Brazil Proposes Bond Issues To Restructure Bank Debt
Brazil has offered a five-point proposal to restructure its $50 billion of commercial bank debt, banking sources said.
The plan includes an exchange of debt for 30-year par bonds with a coupon of 5% and collateral not yet detailed.
Also proposed is an exchange of debt for 30-year registered bonds at a discount of 37.5%. These bonds will also be collateralized. The options do not include a buyback of debt at secondary-market prices.
The third proposal consists of bonds for which banks would put up 33% new money. For example, for every $100 of debt, Brazil would receive $33 in new money and the creditor $133 in bonds.
The last two options are both temporary interest-reduction bonds. The first is over 25 years, with a 15-year grace period; the second over 15 years, with 10 years' grace.
Terms on the 15-year bond -- known as "front-loaded interest reduction" -- are five years of rates below the London interbank offered rate, then reverting to a market rate -- 13/16 point over Libor.

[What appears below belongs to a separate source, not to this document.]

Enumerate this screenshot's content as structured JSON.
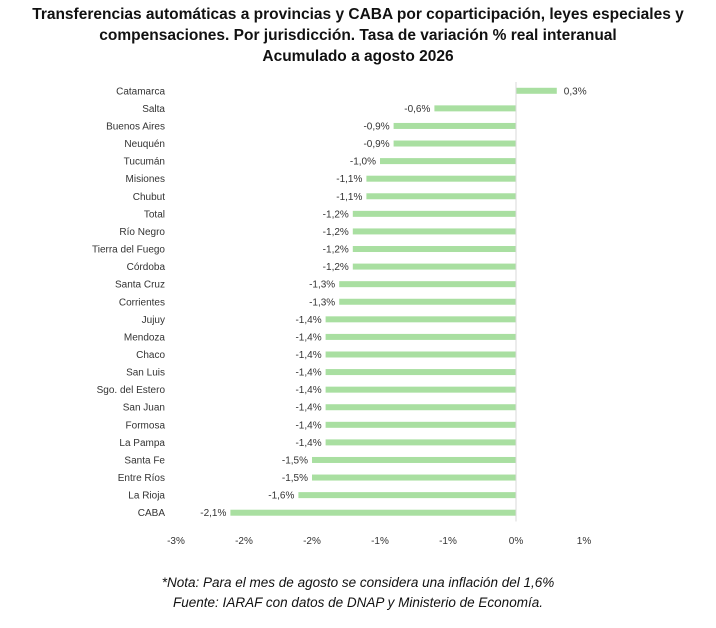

Terms on the 25-year bond were not made available but are understood to consist of the same kind of low-start interest payments, the sources said.

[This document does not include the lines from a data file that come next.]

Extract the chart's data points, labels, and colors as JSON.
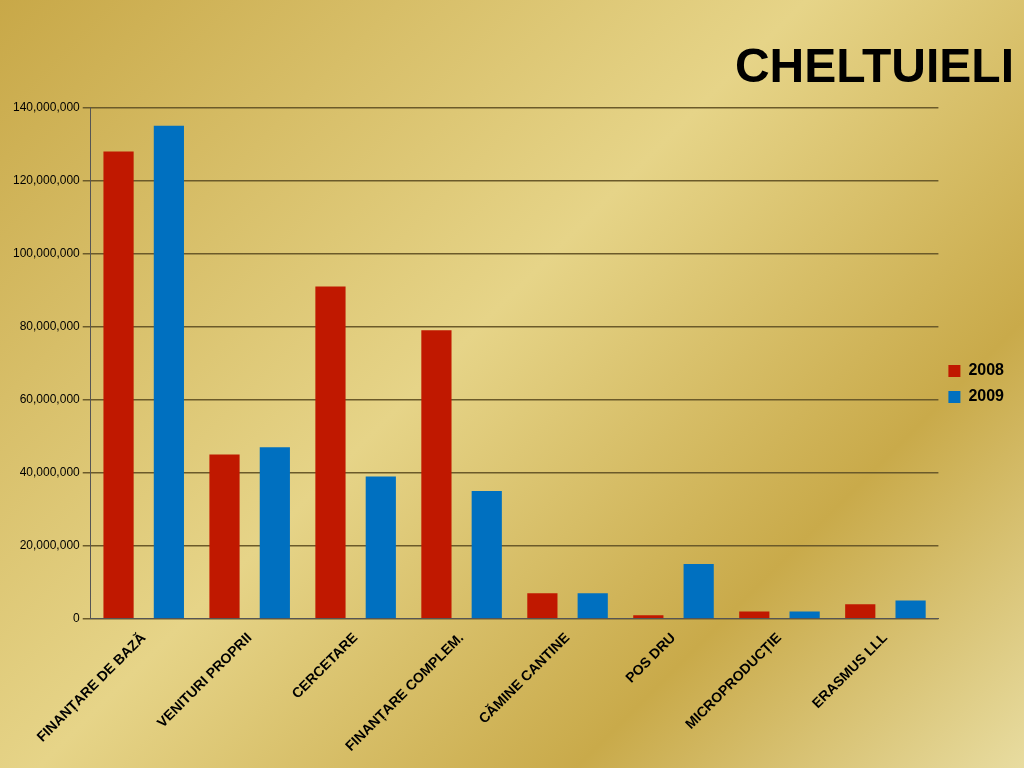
{
  "chart_data": {
    "type": "bar",
    "title": "CHELTUIELI",
    "categories": [
      "FINANȚARE DE BAZĂ",
      "VENITURI PROPRII",
      "CERCETARE",
      "FINANȚARE COMPLEM.",
      "CĂMINE CANTINE",
      "POS DRU",
      "MICROPRODUCȚIE",
      "ERASMUS LLL"
    ],
    "series": [
      {
        "name": "2008",
        "color": "#c01800",
        "values": [
          128000000,
          45000000,
          91000000,
          79000000,
          7000000,
          1000000,
          2000000,
          4000000
        ]
      },
      {
        "name": "2009",
        "color": "#0070c0",
        "values": [
          135000000,
          47000000,
          39000000,
          35000000,
          7000000,
          15000000,
          2000000,
          5000000
        ]
      }
    ],
    "ylim": [
      0,
      140000000
    ],
    "yticks": [
      0,
      {
        "value": 20000000,
        "label": "20,000,000"
      },
      {
        "value": 40000000,
        "label": "40,000,000"
      },
      {
        "value": 60000000,
        "label": "60,000,000"
      },
      {
        "value": 80000000,
        "label": "80,000,000"
      },
      {
        "value": 100000000,
        "label": "100,000,000"
      },
      {
        "value": 120000000,
        "label": "120,000,000"
      },
      {
        "value": 140000000,
        "label": "140,000,000"
      }
    ],
    "grid": "y",
    "legend": "right"
  }
}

Bankers at Lloyds Bank and Midland Bank -- both members of the bank advisory committee -- declined to comment on the proposals. The advisory committee is headed by Citibank.
The two sides started meeting on the restructuring last week. The banks said after the meeting that Brazil's proposals formed a basis for negotiation.

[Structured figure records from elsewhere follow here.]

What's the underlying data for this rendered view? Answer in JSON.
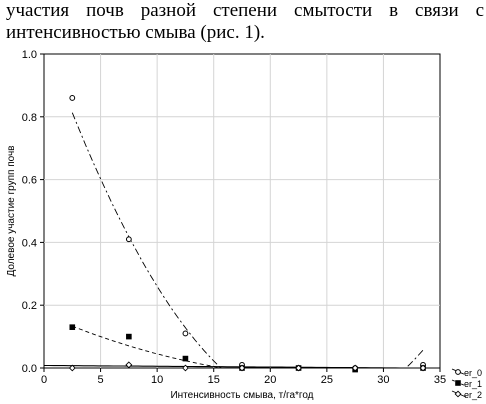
{
  "document": {
    "line1": "участия почв разной степени смытости в связи с",
    "line2": "интенсивностью смыва (рис. 1)."
  },
  "chart_data": {
    "type": "scatter",
    "xlabel": "Интенсивность смыва, т/га*год",
    "ylabel": "Долевое участие групп почв",
    "xlim": [
      0,
      35
    ],
    "ylim": [
      0,
      1.0
    ],
    "xticks": [
      "0",
      "5",
      "10",
      "15",
      "20",
      "25",
      "30",
      "35"
    ],
    "yticks": [
      "0.0",
      "0.2",
      "0.4",
      "0.6",
      "0.8",
      "1.0"
    ],
    "grid": true,
    "legend_position": "bottom-right outside",
    "x": [
      2.5,
      7.5,
      12.5,
      17.5,
      22.5,
      27.5,
      33.5
    ],
    "series": [
      {
        "name": "er_0",
        "marker": "circle",
        "values": [
          0.86,
          0.41,
          0.11,
          0.01,
          0.0,
          0.0,
          0.01
        ],
        "fit": {
          "kind": "quadratic",
          "coef": [
            1.05,
            -0.1,
            0.0021
          ],
          "x_range": [
            2.5,
            33.5
          ],
          "line": "dash-dot"
        }
      },
      {
        "name": "er_1",
        "marker": "square",
        "values": [
          0.13,
          0.1,
          0.03,
          0.0,
          0.0,
          -0.005,
          0.0
        ],
        "fit": {
          "kind": "quadratic",
          "coef": [
            0.17,
            -0.0155,
            0.0003
          ],
          "x_range": [
            2.5,
            33.5
          ],
          "line": "dashed"
        }
      },
      {
        "name": "er_2",
        "marker": "diamond",
        "values": [
          0.0,
          0.01,
          0.0,
          0.0,
          0.0,
          0.0,
          0.0
        ],
        "fit": {
          "kind": "linear",
          "coef": [
            0.008,
            -0.00025
          ],
          "x_range": [
            0,
            35
          ],
          "line": "solid"
        }
      }
    ]
  }
}
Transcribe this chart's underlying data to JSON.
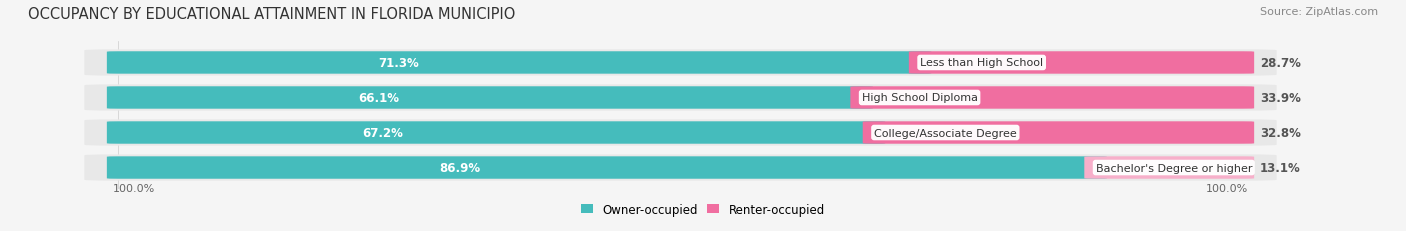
{
  "title": "OCCUPANCY BY EDUCATIONAL ATTAINMENT IN FLORIDA MUNICIPIO",
  "source": "Source: ZipAtlas.com",
  "categories": [
    "Less than High School",
    "High School Diploma",
    "College/Associate Degree",
    "Bachelor's Degree or higher"
  ],
  "owner_pct": [
    71.3,
    66.1,
    67.2,
    86.9
  ],
  "renter_pct": [
    28.7,
    33.9,
    32.8,
    13.1
  ],
  "owner_color": "#45BCBC",
  "renter_color_normal": "#F06EA0",
  "renter_color_light": "#F7AFCA",
  "bg_color": "#f5f5f5",
  "row_bg_color": "#e8e8e8",
  "title_fontsize": 10.5,
  "source_fontsize": 8,
  "bar_label_fontsize": 8.5,
  "cat_label_fontsize": 8,
  "legend_fontsize": 8.5,
  "bar_height": 0.62,
  "ylim_label_left": "100.0%",
  "ylim_label_right": "100.0%"
}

Brazil paid no interest on bank debt between July 1989 and December 1990. Earlier this year, Brazil and the banks reached agreement on treatment of the $8.5 billion in arrears it accumulated in that period.
Cash to Be Paid This Year
It promised to pay $2 billion in cash this year. The remaining $6.5 billion is to be in 10-year bonds, repayment of which will begin after three years. Brazil has paid two installments totaling $1.38 billion.
One banker with exposure to Brazil but not on the advisory committee said the proposal looked worth talking about but he doubted this would be the end of the story.
"There's no way the banks will just accept the first offer put in front of them," he said. "They will probably come back asking for a higher coupon on the par bonds, a lower discount on the discount bonds and better terms on the new money bonds."
One problem, he said, could be that although collateral is promised on the par and discount bonds, the Brazilian proposal is thin on details.
One analyst said the lack of detail on collateral probably means the Brazilians are unsure of how much money they will have available and how much they will need. "If everyone goes for the par bonds," Brazil will fall short, the analyst said. "They will not have enough enhancement money."
Analysts have estimated Brazil could be $2 billion short if it wants to maintain import cover at four months.